Ainsi donc, il semblerait qu’Éric Duhaime, du Journal de Québec, ait remis ça : dans son tout dernier article, Duhaime s’en prend une fois de plus à la personne d’Amir Khadir et à sa famille, utilisant cette fois-ci les liens du père, Jafar Khadir, avec le PCQ afin de se rapprocher de son ambition de renverser la popularité d’Amir Khadir en faisant des amalgames douteux avec les pires tyrans de l’histoire de l’humanité. C’est donc à grand coup d’épouvantails nommés « Staline, Mao et les Khmers rouges » que Duhaime espère faire passer Amir et Québec Solidaire pour de dangereux ennemis de la liberté d’expression… Seul petit problème : le PCQ supporte la liberté d’expression et la démocratie participative, et condamne tous les régimes autoritaires et totalitaires s’étant hypocritement réclamés du communisme durant le dernier siècle. Éric Duhaime, lui par contre, en tant que conservateur d’extrême droite, a des croûtes à manger pour pouvoir parler avec crédibilité des crimes commis par des régimes se réclamant de l’autre camp, tel que démontré dans ma précédente réponse. Donc, sans vouloir me répéter, un petit rappel de deux paragraphes s’impose :

« Aussi, tenter de mêler un élu de gauche à Saddam Hussein et aux Talibans (la mention de l’OLP aux côtés des deux autres ne servant ici qu’à diaboliser le support à la lutte légitime du peuple palestinien dans l’esprit du lecteur), surtout venant d’un chroniqueur conservateur, est le summum de l’hypocrisie : la gauche à travers le monde dénonçait déjà ces deux régimes criminels à leurs débuts, soit à l’époque où la droite les supportait encore! Pour l’information générale, un peu d’histoire s’impose : le régime de Saddam a été placé au pouvoir après un coup d’état supporté par la CIA et les services secrets britanniques. Alors que le régime de terreur de Saddam commettait ses pires atrocités dans les années ’80, les États-Unis envoyaient sans gêne mitraillettes, grenades, munitions, véhicules blindés, informations stratégiques, et de l’argent pour acheter des armes russes et des produits chimiques à l’Allemagne de l’Ouest, dont de l’anthrax et les composants du tristement célèbre gaz moutarde. Saddam Hussein était considéré comme un « ami » par l’administration de Ronald Reagan. Ce lien, lui, n’est pas imaginaire et ne découle pas d’amalgames douteux.
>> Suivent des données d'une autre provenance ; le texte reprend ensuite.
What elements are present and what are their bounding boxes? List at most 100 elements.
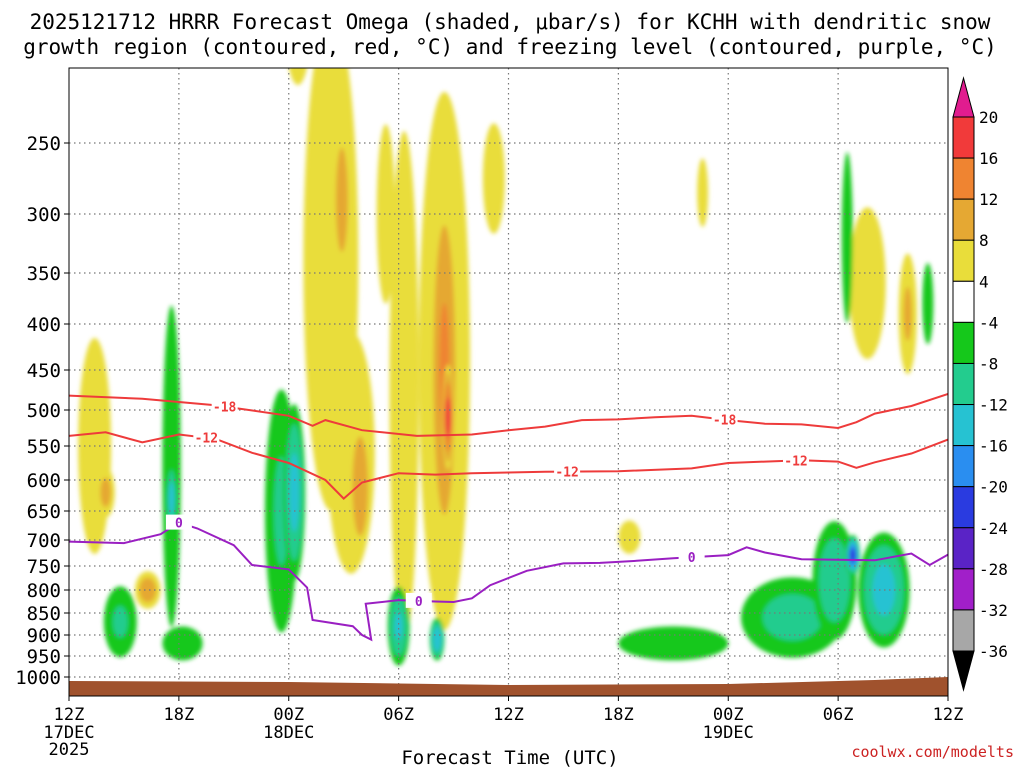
colorbar-bin-7	[952, 404, 975, 447]
colorbar-label-3: 8	[979, 231, 989, 250]
colorbar-bin-4	[952, 280, 975, 323]
contour--12-label-2: -12	[784, 454, 807, 469]
omega-cell-5-1	[335, 147, 348, 252]
colorbar-bin-0	[952, 116, 975, 159]
y-tick-label-650: 650	[27, 501, 61, 523]
y-tick-label-1000: 1000	[15, 667, 61, 689]
plot-area: -18 -18 -12 -12 -12 0 0 0	[69, 68, 948, 696]
y-tick-label-700: 700	[27, 530, 61, 552]
colorbar-bin-11	[952, 568, 975, 611]
contour-0-label-bg-0	[165, 514, 192, 530]
omega-cell-25-2	[432, 626, 442, 652]
colorbar-bin-5	[952, 321, 975, 364]
omega-cell-30-2	[872, 564, 896, 616]
contour--18-label-0: -18	[213, 401, 237, 416]
chart-title-line-2: growth region (contoured, red, °C) and f…	[23, 35, 997, 59]
x-tick-sublabel-2-0: 18DEC	[263, 723, 314, 743]
x-tick-label-0: 12Z	[54, 705, 85, 725]
x-axis-title: Forecast Time (UTC)	[401, 747, 618, 768]
omega-cell-27-1	[762, 594, 822, 641]
colorbar-label-2: 12	[979, 190, 998, 209]
colorbar-bin-6	[952, 362, 975, 406]
colorbar-top-arrow	[952, 76, 975, 118]
omega-cell-9-0	[389, 131, 419, 641]
omega-cell-1-1	[100, 477, 111, 507]
omega-cell-14-0	[618, 520, 641, 554]
y-axis: 2503003504004505005506006507007508008509…	[15, 133, 69, 689]
colorbar-label-11: -28	[979, 560, 1008, 579]
contour-0-label-0: 0	[175, 517, 183, 532]
x-tick-label-1: 18Z	[164, 705, 195, 725]
chart-title-line-1: 2025121712 HRRR Forecast Omega (shaded, …	[30, 10, 991, 34]
y-tick-label-850: 850	[27, 603, 61, 625]
omega-cell-28-1	[818, 538, 851, 623]
x-tick-label-3: 06Z	[383, 705, 414, 725]
contours: -18 -18 -12 -12 -12 0 0 0	[69, 393, 948, 642]
contour--18-label-bg-1	[711, 411, 738, 427]
contour--18-label-bg-0	[211, 398, 238, 414]
y-tick-label-400: 400	[27, 314, 61, 336]
colorbar-bin-8	[952, 445, 975, 488]
y-tick-label-350: 350	[27, 263, 61, 285]
contour-0-label-2: 0	[688, 551, 696, 566]
contour--18-line	[69, 393, 948, 437]
colorbar-label-9: -20	[979, 478, 1008, 497]
omega-cell-15-0	[697, 158, 709, 227]
omega-cell-26-0	[618, 626, 729, 661]
contour-0-line	[69, 521, 948, 642]
colorbar-bin-1	[952, 157, 975, 200]
omega-cell-23-2	[289, 452, 300, 532]
x-tick-label-7: 06Z	[823, 705, 854, 725]
colorbar: 20 16 12 8 4 -4 -8 -12 -16 -20 -24 -28 -32 -36	[952, 76, 1008, 692]
omega-cell-2-1	[139, 577, 157, 603]
y-tick-label-600: 600	[27, 470, 61, 492]
omega-cell-8-0	[376, 124, 395, 304]
y-tick-label-250: 250	[27, 133, 61, 155]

Pour ce qui est des talibans, à l’époque où les russes ont envahi l’Afghanistan pour les mêmes raisons officielles que l’OTAN d’aujourd’hui, soit pour soutenir un gouvernement allié et apporter sécurité et modernité au pays, la CIA a déversé des milliards de dollars pour financé l’entrainement et l’armement de divers groupes fondamentalistes hostiles à l’égalité homme-femme et aux interférences étrangères dans leur pays et leur région (ces groupes n’étaient pas tous afghans). Parmi ces groupes réactionnaires afghans figurait l’obscur mouvement des Talibans. Il est à noter que les russes avaient au moins réussi, à l’époque, à instaurer l’égalité homme-femme et à rendre l’école accessible pour tous, y compris les jeunes filles. Washington et l’OTAN ont tout fait pour démolir ce progrès apporté par « l’empire du mal », et ont consciemment gardé l’Afghanistan dans la misère pendant des années, Washington étant même allé jusqu’à reconnaître le terrible « gouvernement Taliban », que les USA supportèrent à coup de million$ jusqu’au 9/11…  Le cerveau derrière la victoire des islamistes en Afghanistan contre les russes était un certain agent de la CIA saoudien nommé Oussama Ben Laden… »

Éric Duhaime ayant logiquement pris les informations relatives au dernier camp de formation sur le site internet du PCQ, probablement en fin de semaine puisqu’il n’en parle que maintenant, il est aisé de supposer qu’il a pris connaissance de ma précédente réponse. A-t-il pris le temps d’y répondre dans son dernier article mal ficelé? Bien sûr que non. Il a préféré changer de sujet en s’attaquant au messager de la réponse, soit le PCQ.

Changer de sujet continuellement, avoir recours aux insultes et aux mensonges, aux amalgames douteux et aux inventions paranoïaques, utiliser des déclarations émotives et/ou sensationnalistes, utiliser des exemples extrêmes et disproportionnés afin de faire peur aux lecteurs, s’attaquer à la famille de sa cible, faire des menaces et finalement, essayer d’empêcher tout débat sérieux sur ses affirmations en distribuant des étiquettes (exemple : gauchistes, radicaux, utopistes, dangereux, etc.)… Ceci n’est pas l’attitude attendue d’un homme qui écrit son opinion dans un journal à grand tirage. Ceci est l’attitude de ce que le langage internet appelle un « troll »…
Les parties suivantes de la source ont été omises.